Gesteld is namens klager – en dit is door de directeur erkend – dat op het aanvraagformulier de reden van urinecontrole niet juist is. Op het formulier zou staan dat de reden dat de urinecontrole plaatsvindt te maken heeft met een verzoek tot BZT, terwijl dit in verband met klagers terugkomst van een algemeen verlof moest plaatsvinden.

Nu is gebleken dat de urinecontrole niet volgens de regeling is uitgevoerd, zullen het beroep en het onderliggende beklag gegrond worden verklaard. Aan klager zal evenwel geen tegemoetkoming worden toegekend, nu klager door deze administratieve fout niet in zijn belangen is geschaad.

4. De uitspraak

De beroepscommissie verklaart het beroep inzake beklag a. ongegrond en bevestigt in zoverre die uitspraak van de beklagcommissie, met wijziging van de gronden.

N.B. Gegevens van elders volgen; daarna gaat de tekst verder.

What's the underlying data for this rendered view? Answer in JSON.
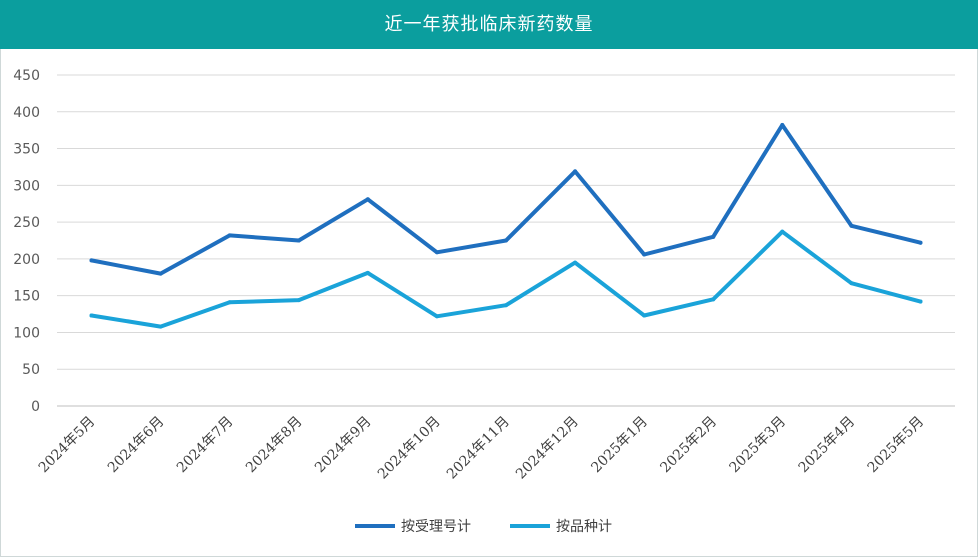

De beroepscommissie verklaart het beroep inzake beklag b. gegrond, vernietigt in zoverre die uitspraak van de beklagcommissie en verklaart dit beklag alsnog gegrond. Zij kent klager geen tegemoetkoming toe.

Deze uitspraak is op 5 februari 2021 gedaan door de beroepscommissie, bestaande uit mr. A. van Holten, voorzitter, F. van Dekken en A.M.G. Smit, leden, bijgestaan door mr. A. de Groot, secretaris.